Ethnic and Gender Diversity in Pastoral Appointments
Adrian has now come up with a subject which I would like to take up. He reports on John Piper's message about Ethnic Diversity and "Affirmative Action" for Pastoral Appointments.
Affirmative action is of course a controversial issue, and I agree with Adrian in being unsure about Piper's strategy here while applauding his goal of ethnic diversity in his church leadership team. Also, in general I agree with Adrian's comments that it is better to appoint pastoral staff from within one's own church than from outside. Sadly perhaps, that is not the usual practice in my Church of England; indeed the church will consider for ordination only those who are prepared to serve in congregations other than the one they are leaving.
Holy Trinity Brompton is a very rare exception in that Nicky Gumbel was originally an ordinary church member, then a curate (assistant pastor), and is now the vicar (senior pastor) there, apparently without ever serving at any other church; but then HTB, the home of the Alpha Course, is an exceptional church in many ways.
Having said that, my own congregation appointed from outside, according to the normal Church of England procedures, a vicar from an ethnic minority, a Palestinian Arab. This was not because of any affirmative action but because he was the best qualified candidate, and has proved an excellent pastor. But if we had looked to our own congregation we would never have chosen an ethnic minority person, because we have rather few in our church - although more than the 2.6% non-white population of our parish according to the 2001 census statistics. Also we probably would not have found among ourselves such a good leader, certainly not someone with the same training and experience.
But unfortunately John Piper's appeal for diversity in leadership appointments looks rather hollow to me because it applies only to race and not to gender, although the arguments he makes for racial diversity apply just as much to gender diversity. I wonder how he would react to the following adapted version of his own reasons for pursuing ethnic diversity as an argument for gender diversity in the pastoral ministry:
(Quotations from ESV, so Piper can't complain. I note that Ephesians 2:16 is primarily about the hostility between Jews and Gentiles, a religious matter, and so to apply it to gender is stretching it no more than to apply it to race.)
- It illustrates more clearly the truth that God created male and female in his own image (Genesis 1:27).
- It displays more visibly the truth that Jesus is not a male deity, but is the Lord of both genders.
- It demonstrates more clearly the blood-bought destiny of the church to be those "redeemed from mankind (anthropoi, gender generic) as firstfruits for God and the Lamb" (Revelation 14:4).
- It exhibits more compellingly the aim and power of the cross of Christ to "reconcile us both to God in one body through the cross, thereby killing the hostility" (Ephesians 2:16).
- It expresses more forcefully the work of the Spirit to unite us in Christ. "There is neither Jew nor Greek, there is neither slave nor free, there is no male and female, for you are all one in Christ Jesus." (Galatians 3:28).

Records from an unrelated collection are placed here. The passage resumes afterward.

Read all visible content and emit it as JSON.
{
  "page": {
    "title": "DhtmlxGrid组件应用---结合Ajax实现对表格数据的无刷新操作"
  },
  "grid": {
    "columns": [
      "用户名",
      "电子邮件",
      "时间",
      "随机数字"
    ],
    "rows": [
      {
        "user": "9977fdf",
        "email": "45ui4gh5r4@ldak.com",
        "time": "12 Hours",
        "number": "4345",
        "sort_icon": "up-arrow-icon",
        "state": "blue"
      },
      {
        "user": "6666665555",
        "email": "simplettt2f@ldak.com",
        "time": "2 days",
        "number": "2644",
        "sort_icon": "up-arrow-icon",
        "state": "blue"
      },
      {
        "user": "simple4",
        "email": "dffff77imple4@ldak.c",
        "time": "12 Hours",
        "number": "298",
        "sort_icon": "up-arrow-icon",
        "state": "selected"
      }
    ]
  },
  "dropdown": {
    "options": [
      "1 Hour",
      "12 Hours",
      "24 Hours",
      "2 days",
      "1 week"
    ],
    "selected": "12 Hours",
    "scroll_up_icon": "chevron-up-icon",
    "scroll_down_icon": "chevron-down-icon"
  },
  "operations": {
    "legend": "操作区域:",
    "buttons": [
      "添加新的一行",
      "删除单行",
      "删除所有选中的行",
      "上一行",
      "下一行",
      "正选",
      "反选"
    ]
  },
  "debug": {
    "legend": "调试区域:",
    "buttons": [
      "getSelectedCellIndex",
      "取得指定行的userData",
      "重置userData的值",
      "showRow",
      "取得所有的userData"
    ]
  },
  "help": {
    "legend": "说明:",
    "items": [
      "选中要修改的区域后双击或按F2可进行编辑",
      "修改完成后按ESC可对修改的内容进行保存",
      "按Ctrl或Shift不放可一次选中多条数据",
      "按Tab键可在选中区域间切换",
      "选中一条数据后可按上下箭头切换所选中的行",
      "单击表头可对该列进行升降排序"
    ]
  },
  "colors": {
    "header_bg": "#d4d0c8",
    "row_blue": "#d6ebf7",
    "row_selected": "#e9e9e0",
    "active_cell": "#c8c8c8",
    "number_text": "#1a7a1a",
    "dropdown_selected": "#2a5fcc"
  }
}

Yes, the church in New Testament times discriminated against women, because the first believers, like many conservative Christians today, brought the presuppositions from their partly patriarchal society into their church. For similar reasons slavery was not explicitly condemned in the New Testament (although of course slavery at that time was not linked to race as it was in 18th-19th century America). And there are significant Christian movements in the USA today which support not only the patriarchal system under which women are oppressed but also slavery. Piper, to his credit, does not seem to be advocating slavery, and certainly not racism. But he needs to realise that the same approach to interpreting the Bible which allows most modern evangelicals to condemn slavery (indeed it was evangelicals like William Wilberforce who led the campaign to end the slave trade 200 years ago this year) also implies condemnation of the patriarchal system and an end to discrimination against women in pastoral appointments.